One of the most significant pillars of Ghana’s revenue transformation strategy is the increasing use of technology and innovation within tax administration systems.

Mr. Ampem identified modern and integrated revenue management platforms as critical tools for driving efficiency and enhancing transparency. He noted that stronger institutional collaboration and improved capacity building will also play a vital role in sustaining recent gains.

The government believes that leveraging digital technologies can help eliminate inefficiencies, improve taxpayer services, strengthen monitoring systems, and reduce opportunities for tax evasion.

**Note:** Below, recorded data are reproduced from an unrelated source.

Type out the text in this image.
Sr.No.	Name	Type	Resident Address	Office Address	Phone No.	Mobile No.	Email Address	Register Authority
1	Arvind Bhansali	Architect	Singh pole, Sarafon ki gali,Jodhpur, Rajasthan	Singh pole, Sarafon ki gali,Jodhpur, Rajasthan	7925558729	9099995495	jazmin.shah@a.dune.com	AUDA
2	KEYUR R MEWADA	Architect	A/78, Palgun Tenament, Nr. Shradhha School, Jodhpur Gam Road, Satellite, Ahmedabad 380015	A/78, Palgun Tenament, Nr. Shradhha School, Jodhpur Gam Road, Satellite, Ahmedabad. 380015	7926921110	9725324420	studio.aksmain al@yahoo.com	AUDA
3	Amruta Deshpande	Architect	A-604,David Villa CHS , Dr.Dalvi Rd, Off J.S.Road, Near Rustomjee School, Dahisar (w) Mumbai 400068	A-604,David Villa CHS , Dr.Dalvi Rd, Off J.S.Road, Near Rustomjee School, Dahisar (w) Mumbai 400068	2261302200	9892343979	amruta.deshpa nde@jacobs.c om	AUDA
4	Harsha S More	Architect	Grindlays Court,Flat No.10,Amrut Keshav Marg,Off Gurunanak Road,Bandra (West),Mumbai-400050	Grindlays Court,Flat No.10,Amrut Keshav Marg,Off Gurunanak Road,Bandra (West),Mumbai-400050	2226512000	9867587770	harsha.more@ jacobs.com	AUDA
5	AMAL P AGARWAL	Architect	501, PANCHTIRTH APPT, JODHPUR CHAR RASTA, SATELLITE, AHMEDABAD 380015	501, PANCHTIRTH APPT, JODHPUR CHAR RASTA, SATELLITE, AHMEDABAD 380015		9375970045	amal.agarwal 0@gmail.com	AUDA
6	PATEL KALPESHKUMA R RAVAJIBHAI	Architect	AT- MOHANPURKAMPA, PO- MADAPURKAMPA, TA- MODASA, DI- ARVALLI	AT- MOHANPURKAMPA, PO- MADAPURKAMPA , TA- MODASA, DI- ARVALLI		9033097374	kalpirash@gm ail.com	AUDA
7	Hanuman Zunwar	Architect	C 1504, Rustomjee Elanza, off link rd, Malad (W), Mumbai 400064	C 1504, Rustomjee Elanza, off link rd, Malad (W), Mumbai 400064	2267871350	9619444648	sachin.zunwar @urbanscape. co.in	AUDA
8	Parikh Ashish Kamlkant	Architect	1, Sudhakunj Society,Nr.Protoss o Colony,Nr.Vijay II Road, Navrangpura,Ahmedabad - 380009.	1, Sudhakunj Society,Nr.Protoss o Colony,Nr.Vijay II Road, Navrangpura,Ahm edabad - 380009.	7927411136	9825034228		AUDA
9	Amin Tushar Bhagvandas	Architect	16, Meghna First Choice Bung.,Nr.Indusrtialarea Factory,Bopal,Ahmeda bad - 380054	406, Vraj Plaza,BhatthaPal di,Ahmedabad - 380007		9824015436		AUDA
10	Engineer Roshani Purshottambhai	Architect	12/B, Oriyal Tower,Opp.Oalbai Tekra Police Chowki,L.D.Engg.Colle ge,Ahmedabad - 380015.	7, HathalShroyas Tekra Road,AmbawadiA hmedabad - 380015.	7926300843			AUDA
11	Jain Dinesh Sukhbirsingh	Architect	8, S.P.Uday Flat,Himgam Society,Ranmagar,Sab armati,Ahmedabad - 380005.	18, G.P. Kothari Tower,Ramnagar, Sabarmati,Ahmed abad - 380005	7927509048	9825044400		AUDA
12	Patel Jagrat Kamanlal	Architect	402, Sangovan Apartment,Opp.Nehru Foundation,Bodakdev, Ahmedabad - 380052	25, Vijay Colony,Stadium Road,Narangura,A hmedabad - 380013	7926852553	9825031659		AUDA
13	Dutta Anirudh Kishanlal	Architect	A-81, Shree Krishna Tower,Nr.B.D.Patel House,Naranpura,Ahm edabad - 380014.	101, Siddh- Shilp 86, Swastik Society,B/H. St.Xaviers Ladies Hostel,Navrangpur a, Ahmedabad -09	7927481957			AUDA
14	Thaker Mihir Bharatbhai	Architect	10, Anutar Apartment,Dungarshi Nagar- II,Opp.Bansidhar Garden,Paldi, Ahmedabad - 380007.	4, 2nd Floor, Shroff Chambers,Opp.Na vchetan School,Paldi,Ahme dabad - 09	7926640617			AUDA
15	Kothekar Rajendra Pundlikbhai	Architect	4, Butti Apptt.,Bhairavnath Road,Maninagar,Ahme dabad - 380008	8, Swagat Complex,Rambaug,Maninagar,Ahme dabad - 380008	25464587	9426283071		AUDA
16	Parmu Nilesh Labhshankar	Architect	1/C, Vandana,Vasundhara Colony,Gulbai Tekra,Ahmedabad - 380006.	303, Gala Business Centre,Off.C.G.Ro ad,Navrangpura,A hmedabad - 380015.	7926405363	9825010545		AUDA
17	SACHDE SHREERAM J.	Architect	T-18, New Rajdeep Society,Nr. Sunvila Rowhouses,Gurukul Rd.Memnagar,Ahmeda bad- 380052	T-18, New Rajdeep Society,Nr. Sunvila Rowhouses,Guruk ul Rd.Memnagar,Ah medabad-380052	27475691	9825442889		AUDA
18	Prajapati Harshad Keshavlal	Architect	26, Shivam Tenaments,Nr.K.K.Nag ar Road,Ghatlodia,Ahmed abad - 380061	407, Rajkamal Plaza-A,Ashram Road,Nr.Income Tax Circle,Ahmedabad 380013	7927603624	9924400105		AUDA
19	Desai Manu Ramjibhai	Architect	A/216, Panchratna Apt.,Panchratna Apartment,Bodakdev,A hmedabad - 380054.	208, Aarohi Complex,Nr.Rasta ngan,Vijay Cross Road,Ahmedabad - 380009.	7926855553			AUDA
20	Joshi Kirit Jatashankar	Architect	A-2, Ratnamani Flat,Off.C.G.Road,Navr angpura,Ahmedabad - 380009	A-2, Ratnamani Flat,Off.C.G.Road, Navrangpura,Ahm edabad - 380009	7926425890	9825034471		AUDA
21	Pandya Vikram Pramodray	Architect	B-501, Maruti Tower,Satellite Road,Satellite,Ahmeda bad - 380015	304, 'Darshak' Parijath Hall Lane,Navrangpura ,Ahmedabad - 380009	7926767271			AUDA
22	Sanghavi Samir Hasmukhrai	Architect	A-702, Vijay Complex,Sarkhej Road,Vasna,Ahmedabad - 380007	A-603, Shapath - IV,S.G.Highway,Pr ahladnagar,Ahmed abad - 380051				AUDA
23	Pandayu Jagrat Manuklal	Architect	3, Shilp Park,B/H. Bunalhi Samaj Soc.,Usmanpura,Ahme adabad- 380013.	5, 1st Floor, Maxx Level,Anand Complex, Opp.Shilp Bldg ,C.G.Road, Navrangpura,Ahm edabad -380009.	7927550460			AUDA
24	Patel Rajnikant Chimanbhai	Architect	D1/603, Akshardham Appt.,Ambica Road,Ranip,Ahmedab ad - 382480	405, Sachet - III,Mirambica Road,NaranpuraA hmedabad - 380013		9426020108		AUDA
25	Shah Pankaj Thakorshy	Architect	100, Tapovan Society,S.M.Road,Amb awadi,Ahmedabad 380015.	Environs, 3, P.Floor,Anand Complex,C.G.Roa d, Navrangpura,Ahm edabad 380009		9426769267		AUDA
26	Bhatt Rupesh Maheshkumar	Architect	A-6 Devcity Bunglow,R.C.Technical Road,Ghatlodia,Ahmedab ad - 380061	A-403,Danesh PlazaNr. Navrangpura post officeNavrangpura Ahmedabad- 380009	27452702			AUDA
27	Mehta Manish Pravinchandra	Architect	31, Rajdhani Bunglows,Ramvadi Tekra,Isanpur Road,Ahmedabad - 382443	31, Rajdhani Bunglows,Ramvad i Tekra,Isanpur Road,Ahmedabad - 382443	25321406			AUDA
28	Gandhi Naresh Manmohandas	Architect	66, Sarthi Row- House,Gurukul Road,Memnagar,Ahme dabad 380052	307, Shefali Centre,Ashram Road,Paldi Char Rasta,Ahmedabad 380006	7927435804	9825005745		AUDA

The ongoing digitalisation agenda is expected to make tax administration more citizen-friendly while simultaneously boosting government revenue collection efforts.

Tax Modernisation

At the heart of Ghana’s reform agenda is the Ghana Tax Modernisation Project, an ambitious initiative being implemented with support from the Korea International Cooperation Agency and the Korea Institute of Public Finance.

The project seeks to transform Ghana’s tax administration system through technological innovation, institutional strengthening, knowledge transfer, and capacity development.

As Chairman of the project’s Steering Committee, Mr. Ampem highlighted the strategic importance of the initiative to Ghana’s long-term revenue mobilisation agenda.

He explained that the project is expected to culminate in the development of a comprehensive Tax Modernisation Master Plan that will serve as a roadmap for future reforms.

The plan is expected to guide the creation of a more efficient, transparent, accountable, and citizen-centred tax administration framework capable of supporting national development objectives.

Fiscal Sustainability

Beyond increasing revenue collection, the government’s vision extends to building a modern tax ecosystem that promotes public trust and strengthens accountability.

Officials believe that transparent and efficient tax administration can encourage greater compliance while improving the relationship between taxpayers and government institutions.

Mr. Ampem expressed appreciation to the Government of Korea and other development partners for their continued support, describing the collaboration as instrumental in helping Ghana consolidate recent economic gains and accelerate institutional reforms.

He expressed confidence that lessons from Korea’s development journey would provide valuable insights for Ghana as it seeks to establish a resilient and effective tax system capable of financing the country’s development priorities.